Komisi XI : Tax Amnesty Jilid II Hanya Jalan Pintas, Belum Tentu Solusi Tepat
Rencana tax amnesty jilid II melalui RUU KUP dinilai sebagai solusi jalan pintas yang belum tentu berhasil menggenjot penerimaan pajak.
Penulis: Seno Tri Sulistiyono
Editor: Theresia Felisiani
TRIBUNNEWS.COM, JAKARTA - Rencana pemerintah mengadakan tax amnesty jilid II melalui Rancangan Undang-Undang tentang Ketentuan Umum dan Tata Cara Perpajakan (RUU KUP), dinilai sebagai solusi jalan pintas yang belum tentu berhasil menggenjot penerimaan pajak.
"Ini merupakan jalan pintas yang belum tentu memberikan solusi tepat dalam penerimaan negara," kata Anggota Komisi XI DPR Kamarussamad, Kamis (20/5/2021).
Menurutnya, berdasarkan pengalaman tax amnesty pertama pada 2016-2017 saat ekonomi tumbuh positif saja, target yang diharapkan pemerintah gagal dicapai.
Baca juga: Pemerintah Masih Bahas Wacana Naikkan PPN dan Tax Amnesty Jilid II
Hal tersebut, kata Kamrussamad, dapat dilihat dari tolak ukur seperti rendahnya tingkat partisipasi wajib pajak hanya sebanyak 956 ribu, sedangkan surat pemberitahuan tahunan (SPT) pajak saat itu mencapai 20,1 juta dan pemilik NPWP 32,7 juta orang.
"Kemudian rendahnya angka repatriasi senilai Rp 147 triliun sekitar 3 persen. Kontribusi terhadap penerimaan juga rendah senilai Rp 135 triliun yang terdiri dari tebusan Rp 114 triliun, tunggakan Rp 18,6 triliun dan bukti permulaan Rp 1,75 triliun," papar politikus Gerindra itu.
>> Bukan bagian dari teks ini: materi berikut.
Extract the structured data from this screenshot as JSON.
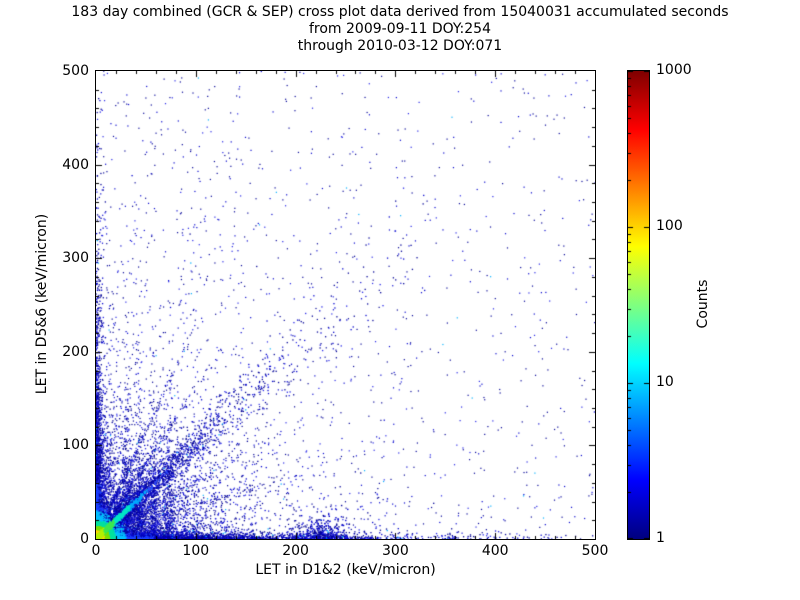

Jika dibedah lagi, partisipasi berdasarkan klaster level usaha, maka objek pajak non UMKM sebesar Rp 91,1 triliun dan objek pajak UMKM Rp 7,73 triliun.
"Saat ini, kedua klaster usaha tersebut terdampak Covid-19 selama setahun terakhir," ucapnya.
Baca juga: Kadin: Pengusaha Usul Ada Tax Amnesty Jilid II
Ia menyebut, gagalnya tax amnesty pertama juga bisa dilihat dari segi dampak terhadap ratio penerimaan pajak tahun berikutnya, yaitu pada 2017 justru turun menjadi 9,89 persen dibandingkan 2016 sebesar 10,36 persen.
"Bagaimana tahun 2020 turun menjadi 7,9 persen, walaupun proyeksi tax ratio 2021 akan naik 8,18 persen," kata Kamrussamad.
Oleh sebab itu, Ia menyarankan pemerintah melakukan reformasi fundamental regulasi perpajakan secara sungguh-sungguh dan menyeluruh, dibanding mengadakan tax amnesty jilid II.
"Bangun kepercayaan WP dengan memberikan jaminan zero korupsi diperpajakan. Berani mengambil tindakan dengan berhentikan pejabat korup sampai dua tingkat di atasnya dan dua tingkat ke bawah," ujarnya.
Baca juga: Waka DPD RI Ingatkan Tax Amnesty Jilid II Harus Berkaca Pada Jilid I
Selanjutnya, optimalkan penggalian potensi pajak penghasilan (PPh) Pasal 25, 29 dan Pasal 23 untuk barang impor dan konsultan ssing dalam pembangunan infrastruktur.
"Implementasikan kesepakatan pertukaran data otomatis yang sdh diteken antar negara melalui AEoI (Automatic Exchange of Information) untuk mengejar WP di luar negeri," papar Kamrussamad.